Chicago priest`s killer convicted
The admitted killer of a Roman Catholic missionary from Chicago was convicted of homicide Monday and sentenced to 12 years in prison.
Sagin Munday, 28, will be eligible for parole in 5 1/2 years. Judge Rodolfo Soledad found him not guilty on a charge of illegal possession of a firearm in the shooting death of Rev. Carl Schmitz.
Father Schmitz, a Chicago native who had worked in the Philippines for more than a decade, was shot on April 7, 1988, at his mission home in the forested hills 10 miles north of here.
Koronadal, the provincial capital, lies 650 miles south of Manila on the island of Mindanao.
Munday confessed to the killing, but claimed that the 70-year-old priest struck him during an argument in which he had accused Father Schmitz of giving money to communist rebels in the area. Witnesses said the two had exchanged words rather than blows, and that Munday had fired the fatal shots with a rifle as the priest stood above him on a porch.
Francisco Ampig, a government prosecutor, said he was ”not satisfied”
with the verdict. Carl Crimmins, a nephew of Father Schmitz who attended the session, expressed dismay.
”I never expected it,” he said. ”I can`t believe it.”
Judge Soledad could have convicted Munday, a one-time student at the local missionary school and an acquaintance of the dead priest, of murder and ordered a more severe sentence, but chose the lesser offense because of the claim that Father Schmitz had hit his killer.
The verdict brings the judicial process to a close, but appeared to leave unresolved the matter of whether Munday acted on his own. Friends of the dead priest in the local religious community have questioned the extent of the investigation following the shooting and suggested there may have been a conspiracy or a cover-up involving the military, with which Munday had close ties.

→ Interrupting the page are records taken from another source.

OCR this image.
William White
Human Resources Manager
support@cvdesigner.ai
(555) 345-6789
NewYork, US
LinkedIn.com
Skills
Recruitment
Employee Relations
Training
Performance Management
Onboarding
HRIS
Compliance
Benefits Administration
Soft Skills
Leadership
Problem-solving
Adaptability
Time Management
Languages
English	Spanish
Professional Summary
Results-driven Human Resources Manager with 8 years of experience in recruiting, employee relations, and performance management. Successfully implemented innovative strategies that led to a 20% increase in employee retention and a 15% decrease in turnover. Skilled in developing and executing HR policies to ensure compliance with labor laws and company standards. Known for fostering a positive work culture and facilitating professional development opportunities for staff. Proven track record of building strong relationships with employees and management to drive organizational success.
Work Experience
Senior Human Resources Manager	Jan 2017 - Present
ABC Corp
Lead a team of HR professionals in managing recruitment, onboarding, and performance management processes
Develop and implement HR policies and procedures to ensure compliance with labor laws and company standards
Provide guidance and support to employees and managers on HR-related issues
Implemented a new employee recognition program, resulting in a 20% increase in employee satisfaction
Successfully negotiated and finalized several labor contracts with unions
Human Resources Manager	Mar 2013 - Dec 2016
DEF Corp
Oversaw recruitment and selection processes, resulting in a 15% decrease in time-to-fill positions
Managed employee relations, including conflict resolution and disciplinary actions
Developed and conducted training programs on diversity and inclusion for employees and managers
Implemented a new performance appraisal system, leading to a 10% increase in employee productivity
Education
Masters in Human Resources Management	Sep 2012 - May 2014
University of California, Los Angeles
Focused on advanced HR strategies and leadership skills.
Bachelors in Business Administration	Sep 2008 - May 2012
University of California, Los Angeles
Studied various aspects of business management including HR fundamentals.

Munday claimed to have been a member of a civilian paramilitary organization.
The initial investigation of the shooting was conducted by Capt. Benhur Mongao, commanding officer of the 456th Philippine Constabulary Company at Koronadal.
Mongao has admitted he was on ”close terms” with Munday, whom he used as an informant on the movement of communist rebels in the area. The captain`s investigation reportedly was limited to an interview with Munday.
An in-depth investigation was initiated by the National Bureau of Investigation in Manila on Oct. 20, 1988, and included interviews with witnesses and priests who worked with Father Schmitz as well as with military authorities.
The most recent progress report, dated April 5 of this year, said investigators had received unconfirmed information of a possible military-civilian conspiracy to ”eliminate” Father Schmitz ”who was perceived as a hindrance to their illegal logging activities” in the area. Munday, it said, was to have been ”a fall guy.”
But the report only recommended that its findings be filed and that
”requesting parties be informed accordingly.” No further action was taken and there was no indication of whether the investigation might be pursued in future.
The priest`s family, the religious community and the American Embassy repeatedly petitioned Philippines President Corazon Aquino and military authorities in a campaign that succeeded in bringing national attention to the trial. The Schmitz family also sent a representative from the U.S. to attend almost every hearing.
The Passionist order, to which Schmitz belonged, published articles in church newsletters.
Despite the pressure, Judge Soledad delayed his verdict-there are no juries in the Philippines-much longer than the 90 days allowed by the law, promoting another round of inquiries by concerned parties.
One reason for such delays is that the Philippine justice system is grossly overloaded. Judge Soledad is currently hearing more than 200 active cases.